她用尽全力将脸上呼之欲出的惊慌压下,眉心忧郁地蹙起:“哎,我倒是想。”
谢怀瑜斜睨她一眼,目光回到电视里播放的新闻上。
“我们发了新华书店的卡,两百块钱,你拿去用掉吧。看看书得了,我们这里没有名侦探生长的土壤,你那水平暂时也够呛。”她半推半拍女儿的肩膀:“洗个澡,早点睡。”
连知雨起身,背着谢怀瑜一阵呲牙咧嘴。
理智告诉她谢怀瑜说得也没错,但此刻她抓到陈展鸿的决心比什么时候都坚定了。
“难怪你还是答应来见我了。”秦觉夏了然。
连知雨摇了摇食指:“我不是答应来见你,我是来还你一个人情。你发的那张照片,我找到地方了。”
没错,谢怀瑜的话起到的更多是激励作用。她花了两个小时整理、搜索,加上一个上午的奔波,凭借照片上的信息找到了拍摄地。

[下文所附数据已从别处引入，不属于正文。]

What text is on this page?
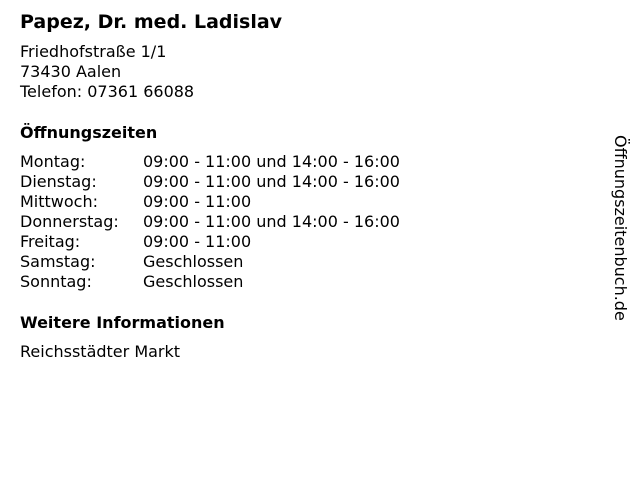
Papez, Dr. med. Ladislav
Friedhofstraße 1/1
73430 Aalen
Telefon: 07361 66088
Öffnungszeiten
Montag:	09:00 - 11:00 und 14:00 - 16:00
Dienstag:	09:00 - 11:00 und 14:00 - 16:00
Mittwoch:	09:00 - 11:00
Donnerstag:	09:00 - 11:00 und 14:00 - 16:00
Freitag:	09:00 - 11:00
Samstag:	Geschlossen
Sonntag:	Geschlossen
Weitere Informationen
Reichsstädter Markt
Öffnungszeitenbuch.de
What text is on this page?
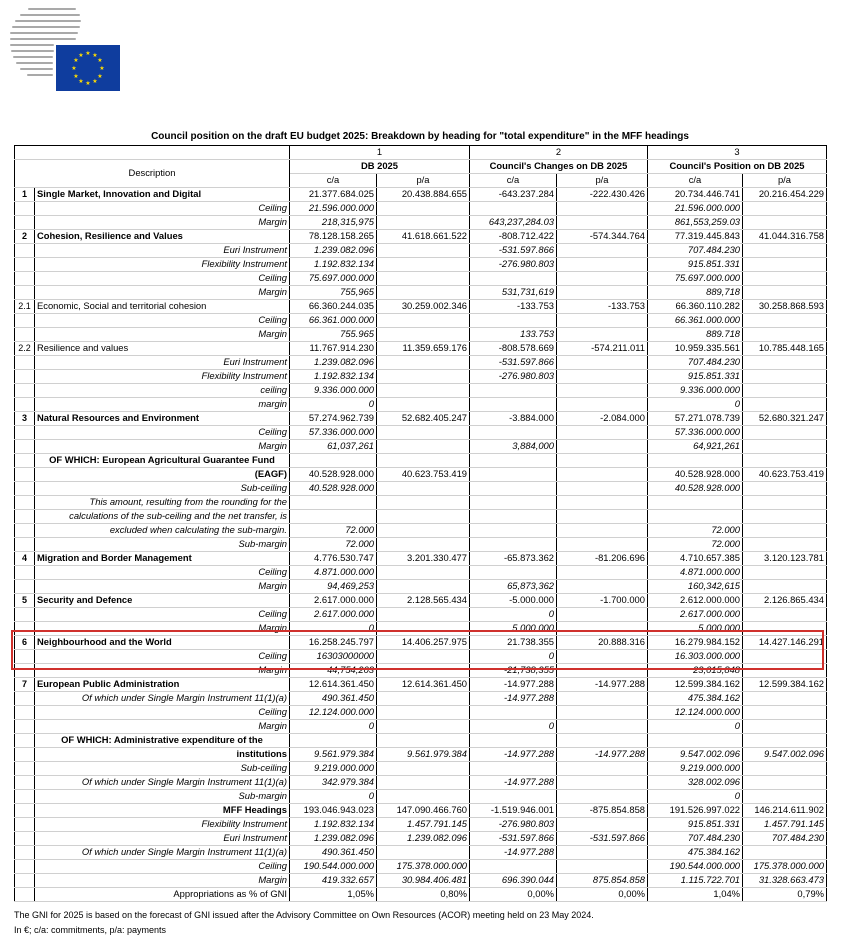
★ ★
★
★
★
★
★
★
★
★
★
★
Council position on the draft EU budget 2025: Breakdown by heading for "total expenditure" in the MFF headings
		1		2		3	
Description		DB 2025		Council's Changes on DB 2025		Council's Position on DB 2025	
		c/a	p/a	c/a	p/a	c/a	p/a
1	Single Market, Innovation and Digital	21.377.684.025	20.438.884.655	-643.237.284	-222.430.426	20.734.446.741	20.216.454.229
	Ceiling	21.596.000.000				21.596.000.000	
	Margin	218,315,975		643,237,284.03		861,553,259.03	
2	Cohesion, Resilience and Values	78.128.158.265	41.618.661.522	-808.712.422	-574.344.764	77.319.445.843	41.044.316.758
	Euri Instrument	1.239.082.096		-531.597.866		707.484.230	
	Flexibility Instrument	1.192.832.134		-276.980.803		915.851.331	
	Ceiling	75.697.000.000				75.697.000.000	
	Margin	755,965		531,731,619		889,718	
2.1	Economic, Social and territorial cohesion	66.360.244.035	30.259.002.346	-133.753	-133.753	66.360.110.282	30.258.868.593
	Ceiling	66.361.000.000				66.361.000.000	
	Margin	755.965		133.753		889.718	
2.2	Resilience and values	11.767.914.230	11.359.659.176	-808.578.669	-574.211.011	10.959.335.561	10.785.448.165
	Euri Instrument	1.239.082.096		-531.597.866		707.484.230	
	Flexibility Instrument	1.192.832.134		-276.980.803		915.851.331	
	ceiling	9.336.000.000				9.336.000.000	
	margin	0				0	
3	Natural Resources and Environment	57.274.962.739	52.682.405.247	-3.884.000	-2.084.000	57.271.078.739	52.680.321.247
	Ceiling	57.336.000.000				57.336.000.000	
	Margin	61,037,261		3,884,000		64,921,261	
	OF WHICH: European Agricultural Guarantee Fund						
	(EAGF)	40.528.928.000	40.623.753.419			40.528.928.000	40.623.753.419
	Sub-ceiling	40.528.928.000				40.528.928.000	
	This amount, resulting from the rounding for the						
	calculations of the sub-ceiling and the net transfer, is						
	excluded when calculating the sub-margin.	72.000				72.000	
	Sub-margin	72.000				72.000	
4	Migration and Border Management	4.776.530.747	3.201.330.477	-65.873.362	-81.206.696	4.710.657.385	3.120.123.781
	Ceiling	4.871.000.000				4.871.000.000	
	Margin	94,469,253		65,873,362		160,342,615	
5	Security and Defence	2.617.000.000	2.128.565.434	-5.000.000	-1.700.000	2.612.000.000	2.126.865.434
	Ceiling	2.617.000.000		0		2.617.000.000	
	Margin	0		5.000.000		5.000.000	
6	Neighbourhood and the World	16.258.245.797	14.406.257.975	21.738.355	20.888.316	16.279.984.152	14.427.146.291
	Ceiling	16303000000		0		16.303.000.000	
	Margin	44,754,203		-21,738,355		23,015,848	
7	European Public Administration	12.614.361.450	12.614.361.450	-14.977.288	-14.977.288	12.599.384.162	12.599.384.162
	Of which under Single Margin Instrument 11(1)(a)	490.361.450		-14.977.288		475.384.162	
	Ceiling	12.124.000.000				12.124.000.000	
	Margin	0		0		0	
	OF WHICH: Administrative expenditure of the						
	institutions	9.561.979.384	9.561.979.384	-14.977.288	-14.977.288	9.547.002.096	9.547.002.096
	Sub-ceiling	9.219.000.000				9.219.000.000	
	Of which under Single Margin Instrument 11(1)(a)	342.979.384		-14.977.288		328.002.096	
	Sub-margin	0				0	
	MFF Headings	193.046.943.023	147.090.466.760	-1.519.946.001	-875.854.858	191.526.997.022	146.214.611.902
	Flexibility Instrument	1.192.832.134	1.457.791.145	-276.980.803		915.851.331	1.457.791.145
	Euri Instrument	1.239.082.096	1.239.082.096	-531.597.866	-531.597.866	707.484.230	707.484.230
	Of which under Single Margin Instrument 11(1)(a)	490.361.450		-14.977.288		475.384.162	
	Ceiling	190.544.000.000	175.378.000.000			190.544.000.000	175.378.000.000
	Margin	419.332.657	30.984.406.481	696.390.044	875.854.858	1.115.722.701	31.328.663.473
	Appropriations as % of GNI	1,05%	0,80%	0,00%	0,00%	1,04%	0,79%
The GNI for 2025 is based on the forecast of GNI issued after the Advisory Committee on Own Resources (ACOR) meeting held on 23 May 2024.
In €; c/a: commitments, p/a: payments
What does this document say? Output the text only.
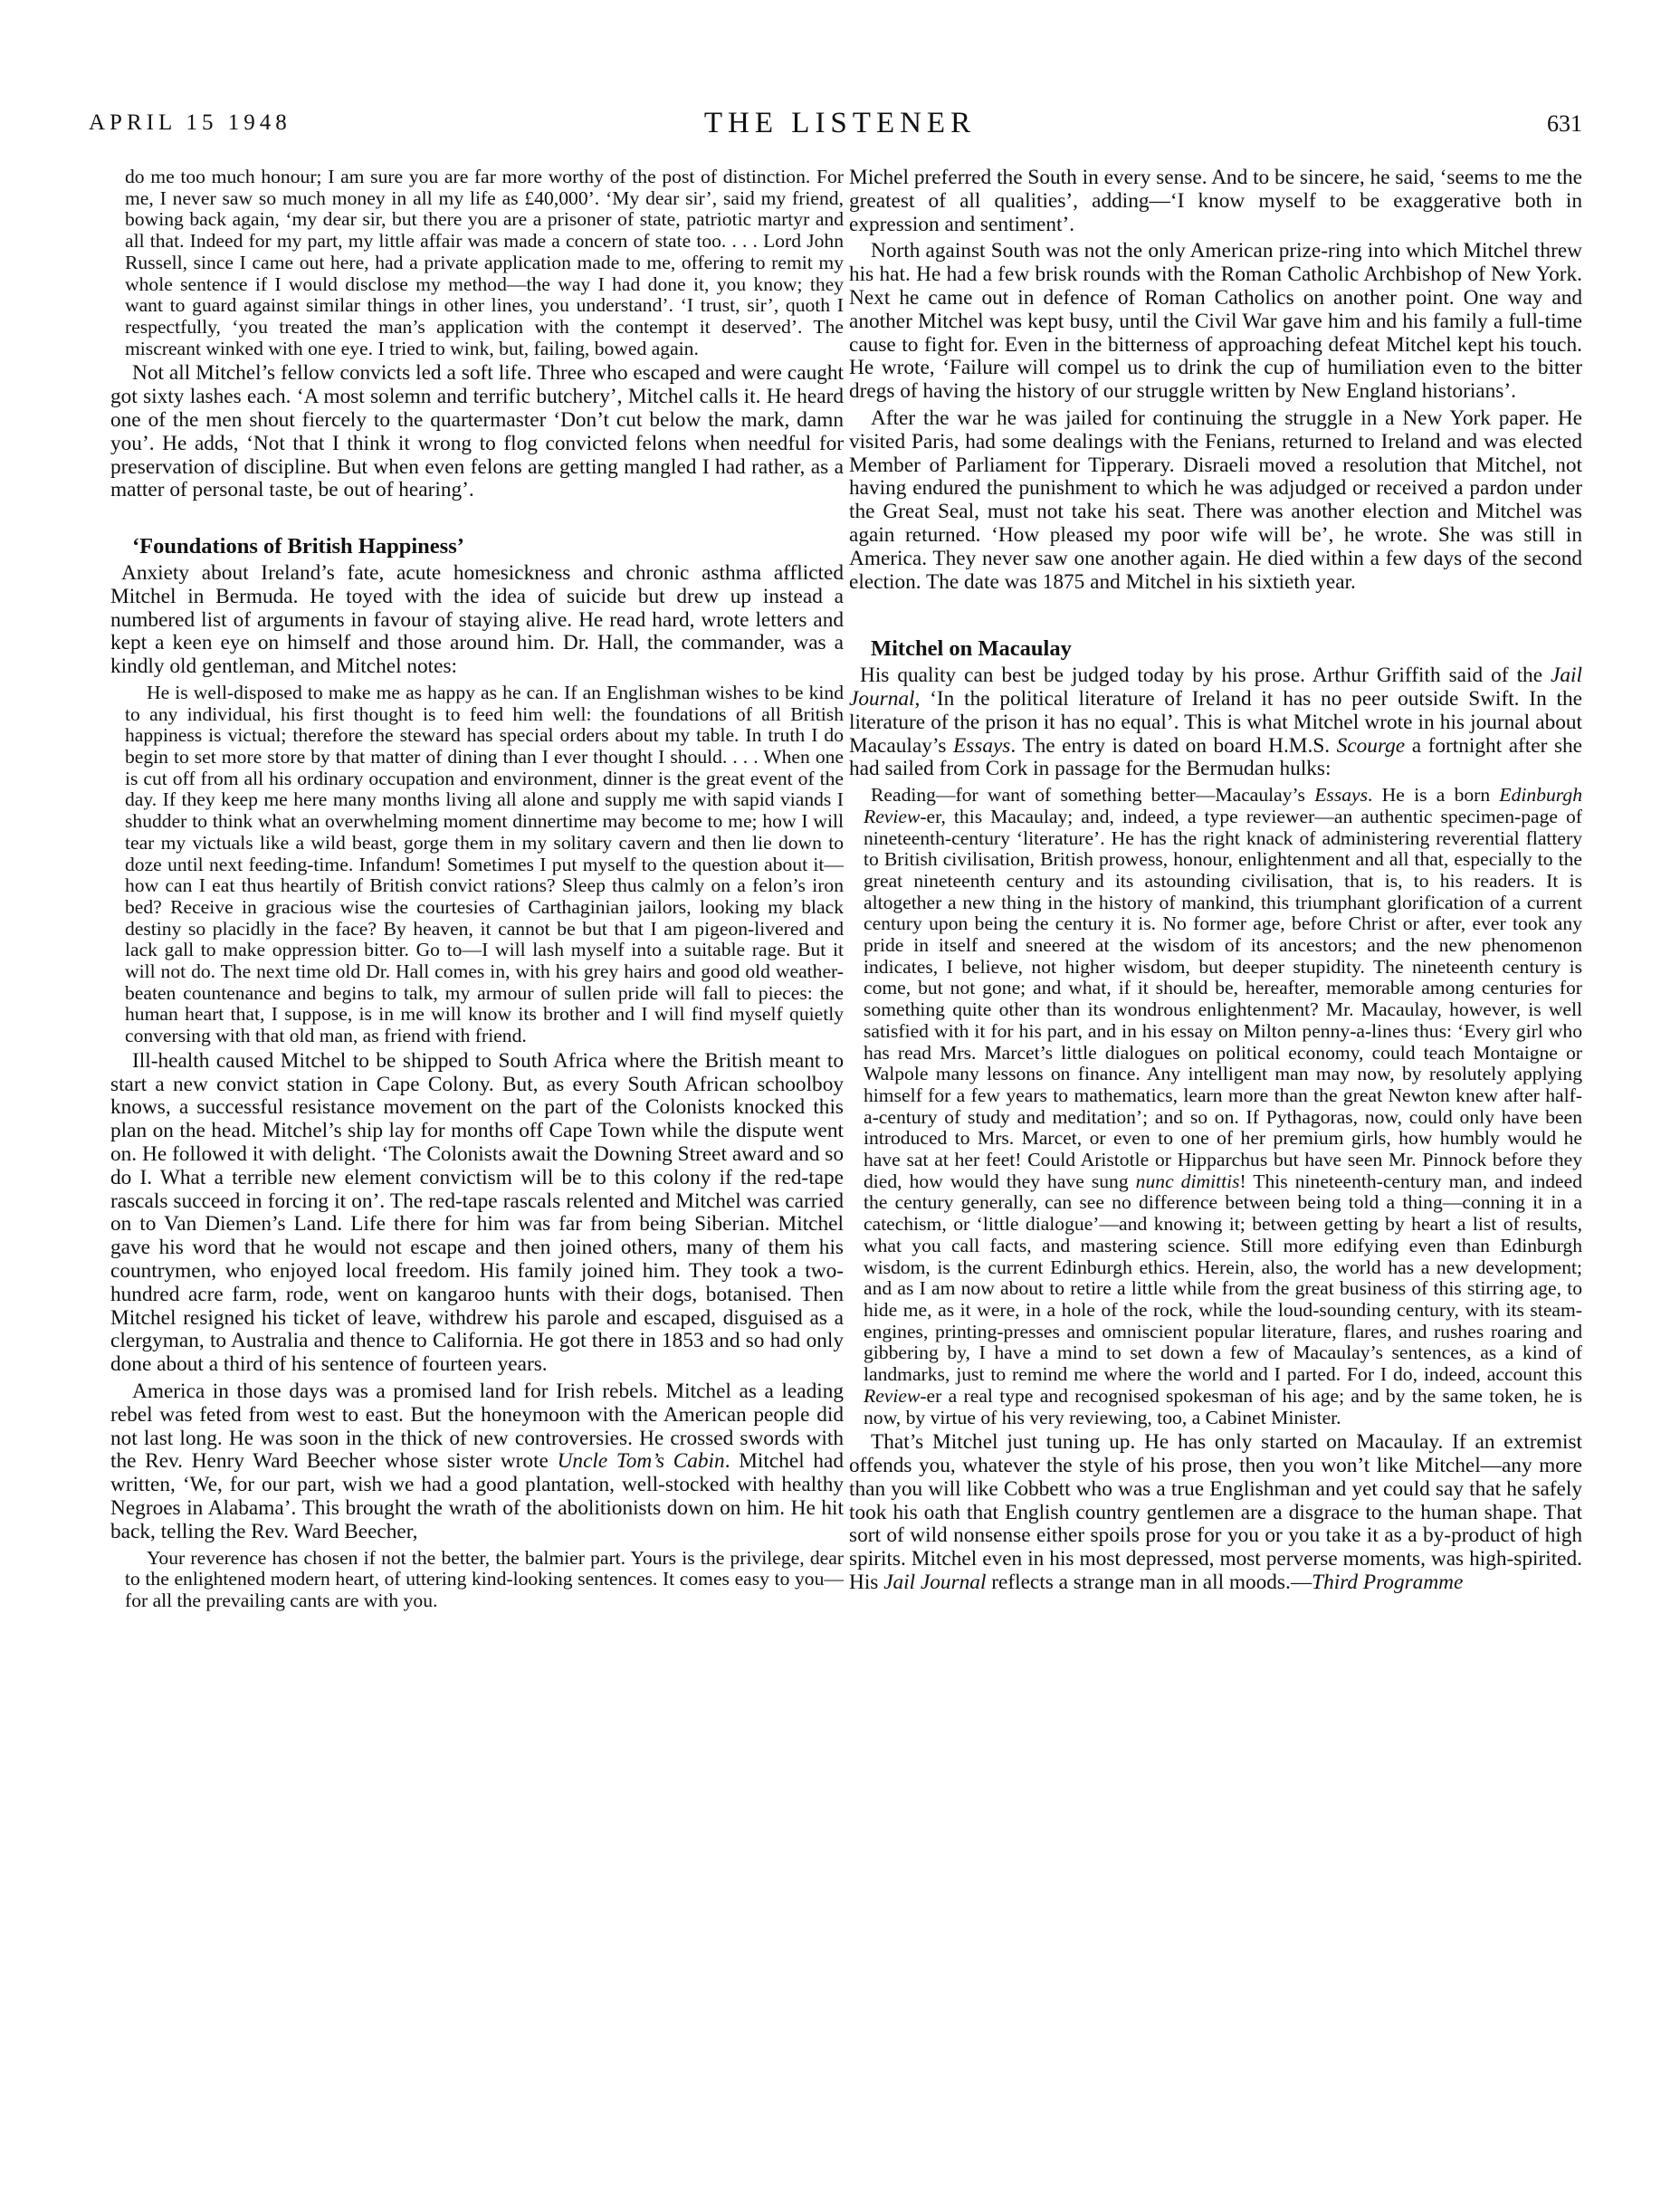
APRIL 15 1948	THE LISTENER	631

do me too much honour; I am sure you are far more worthy of the post of distinction. For me, I never saw so much money in all my life as £40,000’. ‘My dear sir’, said my friend, bowing back again, ‘my dear sir, but there you are a prisoner of state, patriotic martyr and all that. Indeed for my part, my little affair was made a concern of state too. . . . Lord John Russell, since I came out here, had a private application made to me, offering to remit my whole sentence if I would disclose my method—the way I had done it, you know; they want to guard against similar things in other lines, you understand’. ‘I trust, sir’, quoth I respectfully, ‘you treated the man’s application with the contempt it deserved’. The miscreant winked with one eye. I tried to wink, but, failing, bowed again.

Not all Mitchel’s fellow convicts led a soft life. Three who escaped and were caught got sixty lashes each. ‘A most solemn and terrific butchery’, Mitchel calls it. He heard one of the men shout fiercely to the quartermaster ‘Don’t cut below the mark, damn you’. He adds, ‘Not that I think it wrong to flog convicted felons when needful for preservation of discipline. But when even felons are getting mangled I had rather, as a matter of personal taste, be out of hearing’.

‘Foundations of British Happiness’

Anxiety about Ireland’s fate, acute homesickness and chronic asthma afflicted Mitchel in Bermuda. He toyed with the idea of suicide but drew up instead a numbered list of arguments in favour of staying alive. He read hard, wrote letters and kept a keen eye on himself and those around him. Dr. Hall, the commander, was a kindly old gentleman, and Mitchel notes:

He is well-disposed to make me as happy as he can. If an Englishman wishes to be kind to any individual, his first thought is to feed him well: the foundations of all British happiness is victual; therefore the steward has special orders about my table. In truth I do begin to set more store by that matter of dining than I ever thought I should. . . . When one is cut off from all his ordinary occupation and environment, dinner is the great event of the day. If they keep me here many months living all alone and supply me with sapid viands I shudder to think what an overwhelming moment dinnertime may become to me; how I will tear my victuals like a wild beast, gorge them in my solitary cavern and then lie down to doze until next feeding-time. Infandum! Sometimes I put myself to the question about it—how can I eat thus heartily of British convict rations? Sleep thus calmly on a felon’s iron bed? Receive in gracious wise the courtesies of Carthaginian jailors, looking my black destiny so placidly in the face? By heaven, it cannot be but that I am pigeon-livered and lack gall to make oppression bitter. Go to—I will lash myself into a suitable rage. But it will not do. The next time old Dr. Hall comes in, with his grey hairs and good old weather-beaten countenance and begins to talk, my armour of sullen pride will fall to pieces: the human heart that, I suppose, is in me will know its brother and I will find myself quietly conversing with that old man, as friend with friend.

Ill-health caused Mitchel to be shipped to South Africa where the British meant to start a new convict station in Cape Colony. But, as every South African schoolboy knows, a successful resistance movement on the part of the Colonists knocked this plan on the head. Mitchel’s ship lay for months off Cape Town while the dispute went on. He followed it with delight. ‘The Colonists await the Downing Street award and so do I. What a terrible new element convictism will be to this colony if the red-tape rascals succeed in forcing it on’. The red-tape rascals relented and Mitchel was carried on to Van Diemen’s Land. Life there for him was far from being Siberian. Mitchel gave his word that he would not escape and then joined others, many of them his countrymen, who enjoyed local freedom. His family joined him. They took a two-hundred acre farm, rode, went on kangaroo hunts with their dogs, botanised. Then Mitchel resigned his ticket of leave, withdrew his parole and escaped, disguised as a clergyman, to Australia and thence to California. He got there in 1853 and so had only done about a third of his sentence of fourteen years.

America in those days was a promised land for Irish rebels. Mitchel as a leading rebel was feted from west to east. But the honeymoon with the American people did not last long. He was soon in the thick of new controversies. He crossed swords with the Rev. Henry Ward Beecher whose sister wrote Uncle Tom’s Cabin. Mitchel had written, ‘We, for our part, wish we had a good plantation, well-stocked with healthy Negroes in Alabama’. This brought the wrath of the abolitionists down on him. He hit back, telling the Rev. Ward Beecher,

Your reverence has chosen if not the better, the balmier part. Yours is the privilege, dear to the enlightened modern heart, of uttering kind-looking sentences. It comes easy to you—for all the prevailing cants are with you.

Michel preferred the South in every sense. And to be sincere, he said, ‘seems to me the greatest of all qualities’, adding—‘I know myself to be exaggerative both in expression and sentiment’.

North against South was not the only American prize-ring into which Mitchel threw his hat. He had a few brisk rounds with the Roman Catholic Archbishop of New York. Next he came out in defence of Roman Catholics on another point. One way and another Mitchel was kept busy, until the Civil War gave him and his family a full-time cause to fight for. Even in the bitterness of approaching defeat Mitchel kept his touch. He wrote, ‘Failure will compel us to drink the cup of humiliation even to the bitter dregs of having the history of our struggle written by New England historians’.

After the war he was jailed for continuing the struggle in a New York paper. He visited Paris, had some dealings with the Fenians, returned to Ireland and was elected Member of Parliament for Tipperary. Disraeli moved a resolution that Mitchel, not having endured the punishment to which he was adjudged or received a pardon under the Great Seal, must not take his seat. There was another election and Mitchel was again returned. ‘How pleased my poor wife will be’, he wrote. She was still in America. They never saw one another again. He died within a few days of the second election. The date was 1875 and Mitchel in his sixtieth year.

Mitchel on Macaulay

His quality can best be judged today by his prose. Arthur Griffith said of the Jail Journal, ‘In the political literature of Ireland it has no peer outside Swift. In the literature of the prison it has no equal’. This is what Mitchel wrote in his journal about Macaulay’s Essays. The entry is dated on board H.M.S. Scourge a fortnight after she had sailed from Cork in passage for the Bermudan hulks:

Reading—for want of something better—Macaulay’s Essays. He is a born Edinburgh Review-er, this Macaulay; and, indeed, a type reviewer—an authentic specimen-page of nineteenth-century ‘literature’. He has the right knack of administering reverential flattery to British civilisation, British prowess, honour, enlightenment and all that, especially to the great nineteenth century and its astounding civilisation, that is, to his readers. It is altogether a new thing in the history of mankind, this triumphant glorification of a current century upon being the century it is. No former age, before Christ or after, ever took any pride in itself and sneered at the wisdom of its ancestors; and the new phenomenon indicates, I believe, not higher wisdom, but deeper stupidity. The nineteenth century is come, but not gone; and what, if it should be, hereafter, memorable among centuries for something quite other than its wondrous enlightenment? Mr. Macaulay, however, is well satisfied with it for his part, and in his essay on Milton penny-a-lines thus: ‘Every girl who has read Mrs. Marcet’s little dialogues on political economy, could teach Montaigne or Walpole many lessons on finance. Any intelligent man may now, by resolutely applying himself for a few years to mathematics, learn more than the great Newton knew after half-a-century of study and meditation’; and so on. If Pythagoras, now, could only have been introduced to Mrs. Marcet, or even to one of her premium girls, how humbly would he have sat at her feet! Could Aristotle or Hipparchus but have seen Mr. Pinnock before they died, how would they have sung nunc dimittis! This nineteenth-century man, and indeed the century generally, can see no difference between being told a thing—conning it in a catechism, or ‘little dialogue’—and knowing it; between getting by heart a list of results, what you call facts, and mastering science. Still more edifying even than Edinburgh wisdom, is the current Edinburgh ethics. Herein, also, the world has a new development; and as I am now about to retire a little while from the great business of this stirring age, to hide me, as it were, in a hole of the rock, while the loud-sounding century, with its steam-engines, printing-presses and omniscient popular literature, flares, and rushes roaring and gibbering by, I have a mind to set down a few of Macaulay’s sentences, as a kind of landmarks, just to remind me where the world and I parted. For I do, indeed, account this Review-er a real type and recognised spokesman of his age; and by the same token, he is now, by virtue of his very reviewing, too, a Cabinet Minister.

That’s Mitchel just tuning up. He has only started on Macaulay. If an extremist offends you, whatever the style of his prose, then you won’t like Mitchel—any more than you will like Cobbett who was a true Englishman and yet could say that he safely took his oath that English country gentlemen are a disgrace to the human shape. That sort of wild nonsense either spoils prose for you or you take it as a by-product of high spirits. Mitchel even in his most depressed, most perverse moments, was high-spirited. His Jail Journal reflects a strange man in all moods.—Third Programme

她把镜头对着的窗户放大,占满屏幕:“你看,这里的角度是偏向上拍的,但窗景最下面有电线,而且根据粗细来看就在附近,可是再看它的远景,拍照的房间楼层应该并不高。也就是说,它处在一个,近距离内有明显地势落差的地方,这样的地方重庆有很多,榕城并不多。”
“然后,”连知雨划到照片的最左侧:“还有关上的这扇窗。”
关上的窗是祥云纹路、凹凸不平的透明玻璃花窗,把窗外的景色洇晕成一块水彩斑驳的抽象画,但:“看这一块的配色,这一道全是墨绿的底色,一个招牌。然后白字,还有这里一点点点的黄,像是标的颜色。刚好有两个连锁品牌符合这个配色,绿芳水果,还有——”
不等连知雨说完,秦觉夏骤然抬头,视线离开手机屏幕,看向了马路对面的那块墨绿白字招牌。
安康大药房。
那么,拍照的地点。
他转过身,身后的坡道上浓密的爬山虎编织出一道反向的深绿帷幕,帷幕的尽头,越过锈红的栏杆和的素灰泛白的水泥道,唯一没有装防盗窗的一户,正镶着做旧的乌褐木质窗棂和云纹玻璃花窗。
但门口摆着的招牌写着:“蕉下鹿·好物集市”。
秦觉夏:“想必,你没有在那直接找到你想要的吧,侦探。”
“嗯,”连知雨摸摸鼻子:“原来的店去年年底到期不续租,房东电话也打不通。”
像是要强调什么似的,她提高声音:“可是我去二楼看过了,房间格局没变,就是那张照片的样子。我还拍了张相同视角的。我确定,那张照片就在这拍的。”
她把自己拍的照片发给秦觉夏,附带一串电话号码:“这是房东的电话,现在我们算是完全两清,之后各凭本事吧。”
秦觉夏拦住她:“你不问问我找你什么事吗?”
连知雨迟疑了一秒,然后就听他语速飞快地绝了她说不问的机会。
“最开始警察在展羽茶园查的是什么?”
连知雨下意识要说茶叶交流会被陷害,在对上秦觉夏眼神的一刻又瞬时觉察到了什么不对。
警察后来查过唤晴,尽管最后没问题,但最开始是有嫌疑的,那,是什么嫌疑?
“我昨天晚上也查了一些东西。”秦觉夏说。